The turnaround was supposed to have been complete this summer. But a follow-up survey by the Centers for Medicare and Medicaid Services (CMS) in May found ongoing issues at the 857-bed facility in Pierce County.

Cheryl Strange is the former CEO of Western State and the new Secretary of the Department of Social and Health Services. She said the hospital’s psychiatric services have improved dramatically, but it’s still struggling to deliver complex medical care.

“People don’t just have psychiatric conditions,” Strange said on TVW’s “Inside Olympia” program. "They come to us with diabetes, they come to us with other chronic health conditions, heart disease so these require medical care and our ability to deliver that care.”

The hospital now has until November 2 to address the ongoing issues. At stake is $65 million in federal funding.

In June of 2016, DSHS entered into a 13-month Systems Improvement Agreement with CMS with the goal of improving patient treatment and safety. At the time, the hospital had nearly 180 job vacancies and had been plagued by assaults on staff and patients. Two potentially dangerous patients had also escaped the hospital.

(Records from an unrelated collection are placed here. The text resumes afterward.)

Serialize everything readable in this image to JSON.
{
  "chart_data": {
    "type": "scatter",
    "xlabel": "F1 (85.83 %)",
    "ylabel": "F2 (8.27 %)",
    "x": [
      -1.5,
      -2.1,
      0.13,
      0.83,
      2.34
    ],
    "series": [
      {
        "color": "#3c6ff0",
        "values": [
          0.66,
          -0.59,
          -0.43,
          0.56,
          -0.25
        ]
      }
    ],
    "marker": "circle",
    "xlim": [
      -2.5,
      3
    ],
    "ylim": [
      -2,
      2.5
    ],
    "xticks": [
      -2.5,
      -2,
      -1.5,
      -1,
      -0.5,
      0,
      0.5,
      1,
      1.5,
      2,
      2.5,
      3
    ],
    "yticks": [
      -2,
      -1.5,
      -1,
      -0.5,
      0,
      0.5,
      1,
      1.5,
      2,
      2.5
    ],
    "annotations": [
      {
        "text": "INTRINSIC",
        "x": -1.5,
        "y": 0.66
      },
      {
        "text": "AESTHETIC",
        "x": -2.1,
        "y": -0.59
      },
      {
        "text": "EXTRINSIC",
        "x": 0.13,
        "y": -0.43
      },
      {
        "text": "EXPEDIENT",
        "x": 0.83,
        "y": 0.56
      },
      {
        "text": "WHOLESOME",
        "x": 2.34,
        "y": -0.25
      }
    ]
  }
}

A “root cause analysis” released in September 2016 painted a bleak picture of Western State Hospital, including a “culture of helplessness” among staff and a history of ineffective leadership and oversight.

Budget cuts and staffing shortages had also contributed to the problems.

In July, CMS granted the state a 60-day extension to the Systems Improvement Agreement. That was followed by a 30-day extension in September and another 30-day extension this month.

In recent years, Washington lawmakers have put more money into Western State and raised salaries. But job vacancies, long wait times for civil commitment beds and difficulties discharging patients back into the community persist.

Long-term, Gov. Jay Inslee and state lawmakers plan to move most of the civilly-committed patients out of Western and Eastern State Hospitals and into newly built community-based treatment beds. That would allow the state hospitals to focus on serving patients who are part of the criminal justice system.

The state is currently in contempt of court for not quickly evaluating jail inmates whose competency to stand trial is in question.

Strange spoke with Austin Jenkins on TVW’s “Inside Olympia” program.